We use a sawsall to cut the side out of old tires.


----------



## omnicat (Nov 29, 2005)

Thanks for the tips. I can't believe I hadn't thought of drilling holes. I'll do that if my cutting-off idea seems too hard.


----------



## Ross (May 9, 2002)

I use my Sawzall and a demolition blade.


----------



## oz in SC V2.0 (Dec 19, 2008)

I used a sawzall....and plan to dull the blade pretty quickly.


----------



## akaRach (Sep 29, 2009)

I just drilled 6 holes or so per tire, on the side I planned on being the down side for my failed potato planter experiment. Was very easy and no burnt out drills. I used a large bit, 7/16 or so.

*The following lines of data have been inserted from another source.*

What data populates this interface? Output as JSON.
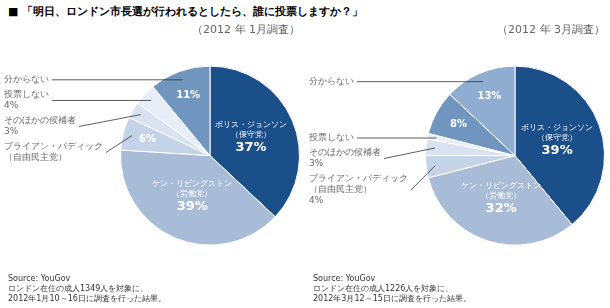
{
  "title": "■ 「明日、ロンドン市長選が行われるとしたら、誰に投票しますか？」",
  "chart_data": [
    {
      "type": "pie",
      "subtitle": "（2012 年 1月調査）",
      "categories": [
        "ボリス・ジョンソン\n（保守党）",
        "ケン・リビングストン\n（労働党）",
        "ブライアン・パディック\n（自由民主党）",
        "そのほかの候補者",
        "投票しない",
        "分からない"
      ],
      "values": [
        37,
        39,
        6,
        3,
        4,
        11
      ],
      "value_labels": [
        "37%",
        "39%",
        "6%",
        "3%",
        "4%",
        "11%"
      ],
      "data_labels": true,
      "colors": [
        "#1b4f8a",
        "#a8bcd8",
        "#c5d3e8",
        "#d8e2f0",
        "#e8eef7",
        "#7096c0"
      ],
      "annotations": [
        "Source: YouGov\nロンドン在住の成人1349人を対象に、\n2012年1月10～16日に調査を行った結果。"
      ]
    },
    {
      "type": "pie",
      "subtitle": "（2012 年 3月調査）",
      "categories": [
        "ボリス・ジョンソン\n（保守党）",
        "ケン・リビングストン\n（労働党）",
        "ブライアン・パディック\n（自由民主党）",
        "そのほかの候補者",
        "投票しない",
        null,
        "分からない"
      ],
      "values": [
        39,
        32,
        4,
        3,
        1,
        8,
        13
      ],
      "value_labels": [
        "39%",
        "32%",
        "4%",
        "3%",
        null,
        "8%",
        "13%"
      ],
      "data_labels": true,
      "colors": [
        "#1b4f8a",
        "#a8bcd8",
        "#c5d3e8",
        "#d8e2f0",
        "#e8eef7",
        "#7096c0",
        "#8fadd0"
      ],
      "annotations": [
        "Source: YouGov\nロンドン在住の成人1226人を対象に、\n2012年3月12～15日に調査を行った結果。"
      ]
    }
  ]
}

At least they drain now that they're back in the pile until my next inspiration


----------



## maverickxxx (Jan 25, 2011)

A hook blade in a utility knife wrks better than straight blade


----------



## oz in SC V2.0 (Dec 19, 2008)

akaRach said:


> I just drilled 6 holes or so per tire, on the side I planned on being the down side for my failed potato planter experiment. Was very easy and no burnt out drills. I used a large bit, 7/16 or so.
> 
> At least they drain now that they're back in the pile until my next inspiration


Why did the tire potato planter fail??


----------



## Ross (May 9, 2002)

maverickxxx said:


> A hook blade in a utility knife arks better than straight blade


 Completely agree so be careful! Those things cut like crazy!


----------



## Qhorseman (Jul 9, 2010)

I used a jig saw with a metal blade in it. There used to be someone that sold special blades for the jig saw and cutting tires


----------



## free-2-b-me (May 9, 2005)

Hint : Add some oil of any kind to any of the above and it will go quickly !!!!


----------



## Rockytopsis (Dec 29, 2007)

grannygardner said:


> We use a sawsall to cut the side out of old tires.

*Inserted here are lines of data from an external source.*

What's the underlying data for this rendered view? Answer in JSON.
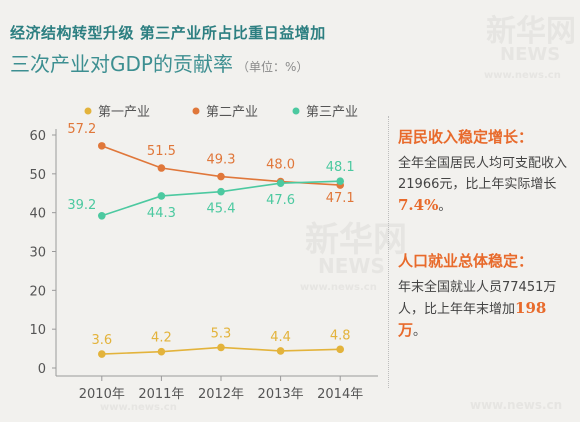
{
  "title": {
    "main": "经济结构转型升级 第三产业所占比重日益增加",
    "sub": "三次产业对GDP的贡献率",
    "unit": "（单位：%）"
  },
  "colors": {
    "primary": "#e3b33b",
    "secondary": "#e0773a",
    "tertiary": "#4cc9a0",
    "heading": "#2d7f81",
    "accent": "#e86a2b"
  },
  "chart_data": {
    "type": "line",
    "categories": [
      "2010年",
      "2011年",
      "2012年",
      "2013年",
      "2014年"
    ],
    "series": [
      {
        "name": "第一产业",
        "values": [
          3.6,
          4.2,
          5.3,
          4.4,
          4.8
        ]
      },
      {
        "name": "第二产业",
        "values": [
          57.2,
          51.5,
          49.3,
          48.0,
          47.1
        ]
      },
      {
        "name": "第三产业",
        "values": [
          39.2,
          44.3,
          45.4,
          47.6,
          48.1
        ]
      }
    ],
    "ylim": [
      0,
      60
    ],
    "yticks": [
      0,
      10,
      20,
      30,
      40,
      50,
      60
    ],
    "legend": "top",
    "grid": false
  },
  "sidebar": {
    "income": {
      "heading": "居民收入稳定增长：",
      "text_a": "全年全国居民人均可支配收入21966元，比上年实际增长",
      "highlight": "7.4%",
      "text_b": "。"
    },
    "employment": {
      "heading": "人口就业总体稳定：",
      "text_a": "年末全国就业人员77451万人，比上年年末增加",
      "highlight": "198万",
      "text_b": "。"
    }
  },
  "watermark": {
    "logo": "新华网",
    "brand": "NEWS",
    "url": "www.news.cn"
  }
}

We use a sawsall to cut the lip from one side of a farm tractor tire but leave the other so that it will help hold moisture and use them as raised beds. 

Nancy


----------



## omnicat (Nov 29, 2005)

_
Originally Posted by akaRach View Post
I just drilled 6 holes or so per tire, on the side I planned on being the down side for my failed potato planter experiment. Was very easy and no burnt out drills. I used a large bit, 7/16 or so.

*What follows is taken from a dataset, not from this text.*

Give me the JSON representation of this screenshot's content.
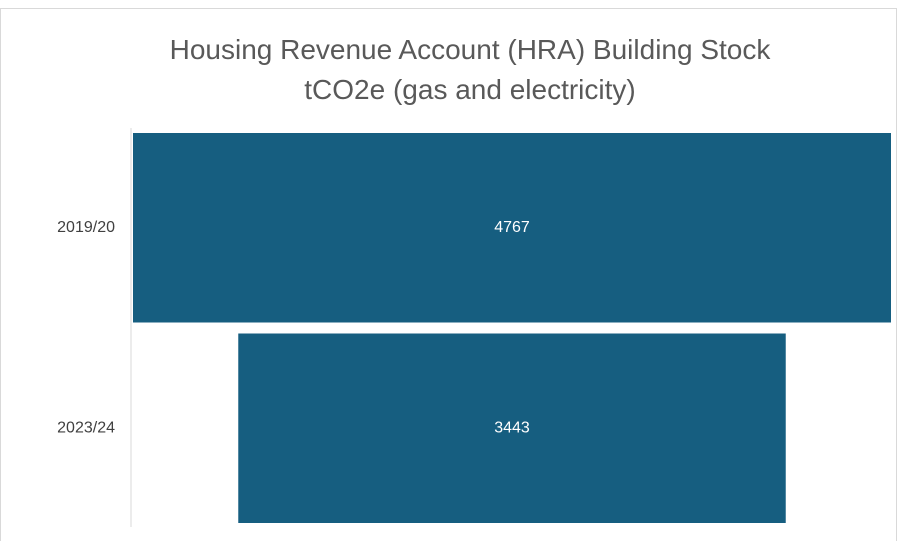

At least they drain now that they're back in the pile until my next inspiration
---------------

Why did the tire potato planter fail?? _

I was wondering why that failed, too. I've quite successfully grown potatoes in tire stacks.


----------



## machinistmike (Oct 16, 2011)

circular saw works fine. kiss the blade goodbye but what saw blade of any tool is gonna be good after chewing on a tire.


----------



## sisterpine (May 9, 2004)

Use a bimetal gigsaw blade in a gig saw. works just fine and is easy to handle.


----------



## akaRach (Sep 29, 2009)

omnicat said:


> _
> Originally Posted by akaRach View Post
> I just drilled 6 holes or so per tire, on the side I planned on being the down side for my failed potato planter experiment. Was very easy and no burnt out drills. I used a large bit, 7/16 or so.
> 
> ...



The plants grew but no potatoes ever developed. I really don't know why they didn't develop!

I hate to hijack the thread, but could u maybe pm your practice?


----------



## travis91 (Jul 26, 2005)

Vermont whatever it is the company that makes the jigsaw blades makes a smooth blade for cutting rubber


----------



## saw man (Oct 22, 2020)

You can cut tire with a Sawzall. But you need to use the right tire cutting Sawzall blade for that. Also, using a quality air Sawzall will make your job very easy.


----------



## SpentPenny (Jun 11, 2020)

Sawzall. As previouly mentioned get the right blade.


----------



## FarmboyBill (Aug 19, 2005)

Get on U Tube and type in, How to cut a tire. That ought to show you what your looking at doing


----------